My first glimpse into life in Perugia is what I expected without knowing Italian. A confusing very animated man pointing at various items in our apartment and then leaving without saying anything in English, our landlord. But, I made it and after a few days to get acclimate things are going well. I feel like I am on-track in separating from my native culture. A few things still feel a little foreign to me like needing to ask the waiter or waitress for the check and not leaving a tip at anytime. I feel as if I am defiantly an open minded person already and was not so deeply rooted in my traditions that the small changes were very upsetting or anything like that. I did expect some things to change but nothing has been very drastic or life altering as of yet.
After reading Slimbach’s chapter six I do have a good understanding of the double edged sword that is communitas. Just looking back at my experiences abroad so far I have an understanding of how communitas can be a double edged sword. While you are immersed in a different culture you are not going through the experience alone. As a result, I think people that are experiencing the same things group together to help protect any vulnerabilities they have. I know first hand how daunting a simple task can be when you are in a different culture and the people speak a foreign language. I think some of my strengths that will help me avoid the double edged sword of comminutas is my curiosity and independence. I love to explore and in doing so I am getting more exposure to the culture. I am also very fine with being independent, if my roommates have class or don’t want to do something that isn’t going to stop me from doing it. However, in doing so I am not completely ignoring my communitas, we do a lot of things together and the common language is defiantly a benefit. Slimbach writes about reaching this stage and going down two paths one where you seek refuge in your fellow classmates that understand your culture and the other is to fully embrace the new culture you are in. I think I am defiantly more confident around my classmates because of our shared culture and language but it hasn’t stopped me from going around town and attempting to interact with the local people. Just today I asked a butcher what went into something he was making. He gave me a small piece and after I had taken a bite he said it was pig head and skin from the arms, and it was very chewy.

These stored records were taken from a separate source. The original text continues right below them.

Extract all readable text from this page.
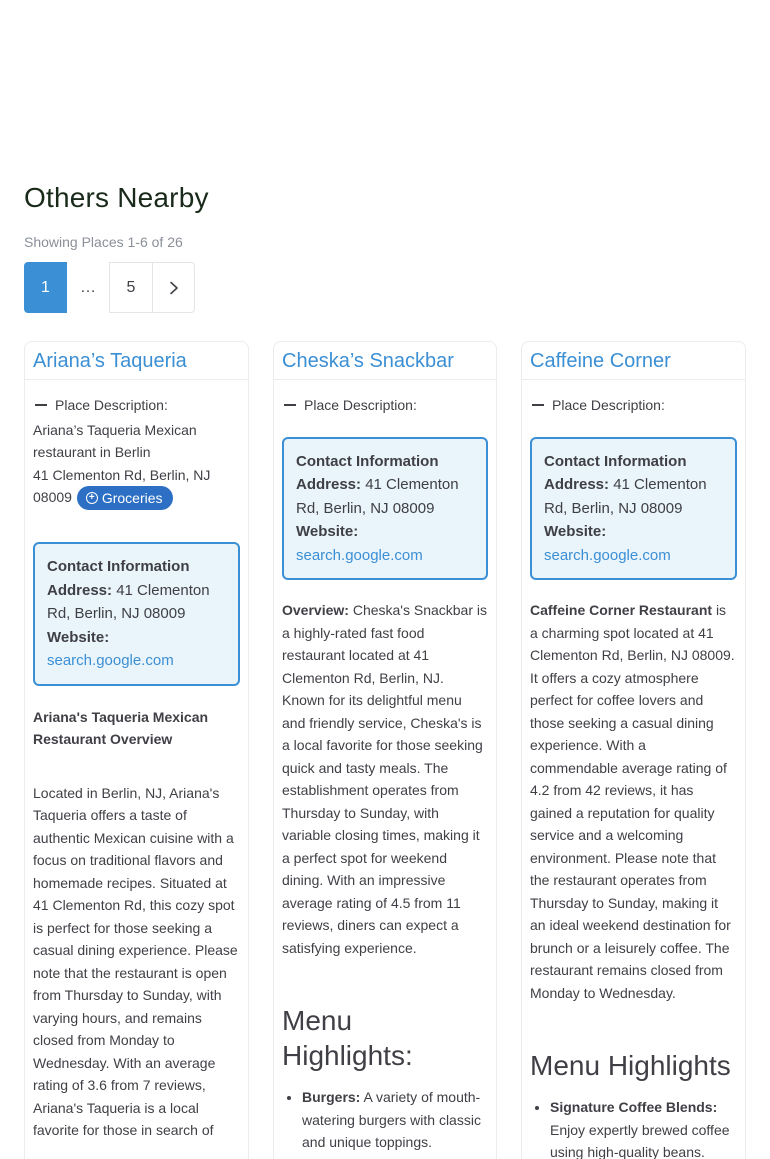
Others Nearby
Showing Places 1-6 of 26
1	…	5
Ariana’s Taqueria
Place Description:
Ariana’s Taqueria Mexican restaurant in Berlin
41 Clementon Rd, Berlin, NJ 08009	+ Groceries
Contact Information
Address: 41 Clementon Rd, Berlin, NJ 08009
Website:
search.google.com
Ariana's Taqueria Mexican Restaurant Overview
Located in Berlin, NJ, Ariana's Taqueria offers a taste of authentic Mexican cuisine with a focus on traditional flavors and homemade recipes. Situated at 41 Clementon Rd, this cozy spot is perfect for those seeking a casual dining experience. Please note that the restaurant is open from Thursday to Sunday, with varying hours, and remains closed from Monday to Wednesday. With an average rating of 3.6 from 7 reviews, Ariana's Taqueria is a local favorite for those in search of
Cheska’s Snackbar
Place Description:
Contact Information
Address: 41 Clementon Rd, Berlin, NJ 08009
Website:
search.google.com
Overview: Cheska's Snackbar is a highly-rated fast food restaurant located at 41 Clementon Rd, Berlin, NJ. Known for its delightful menu and friendly service, Cheska's is a local favorite for those seeking quick and tasty meals. The establishment operates from Thursday to Sunday, with variable closing times, making it a perfect spot for weekend dining. With an impressive average rating of 4.5 from 11 reviews, diners can expect a satisfying experience.
Menu Highlights:
• Burgers: A variety of mouth-watering burgers with classic and unique toppings.
Caffeine Corner
Place Description:
Contact Information
Address: 41 Clementon Rd, Berlin, NJ 08009
Website:
search.google.com
Caffeine Corner Restaurant is a charming spot located at 41 Clementon Rd, Berlin, NJ 08009. It offers a cozy atmosphere perfect for coffee lovers and those seeking a casual dining experience. With a commendable average rating of 4.2 from 42 reviews, it has gained a reputation for quality service and a welcoming environment. Please note that the restaurant operates from Thursday to Sunday, making it an ideal weekend destination for brunch or a leisurely coffee. The restaurant remains closed from Monday to Wednesday.
Menu Highlights
• Signature Coffee Blends: Enjoy expertly brewed coffee using high-quality beans.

Being in the liminal phase also has it challenges that must be overcome to establish an identity within the new culture. Small simple things are mainly what I have encountered so far such as asking the waiter for the check or not leaving any tip. Another challenge that I’m not used to in my small town is people asking for money on the streets. Some people are really forward in their approaches, sometimes they will try to give you something and if you touch it they try to make you pay for it. Its pretty common to see and I’m adjusting to it but I’m still kind of nervous when I see someone doing that. Another challenge of the liminal phase is learning how to act like you belong. The first few days you could very easily tell who the Americans were; we walk quickly, clothing in general, and our choice of shoes. I am still not good at dressing like I live here but that may come in time. A good way to mix cultures is to speak to the locals. This way you can find out better places to eat that might be less touristy or just off the beaten path enough that you would never find them. Language is a real barrier here but luckily enough people are better at speaking English than I am at speaking Italian. I have spoken to a few locals about places to go but I wouldn’t say I had “cultivated a network of close-knit and supportive friends” yet. I do have one friend that is from around Amsterdam and he is studying at my school.
The picture I chose to accompany this is the classic ice berg metaphor. I chose this because I believe
it accurately shows that I have only scratched the surface of what I hope to explore and understand by the end of the semester. There is still so much I don’t know and haven’t experienced.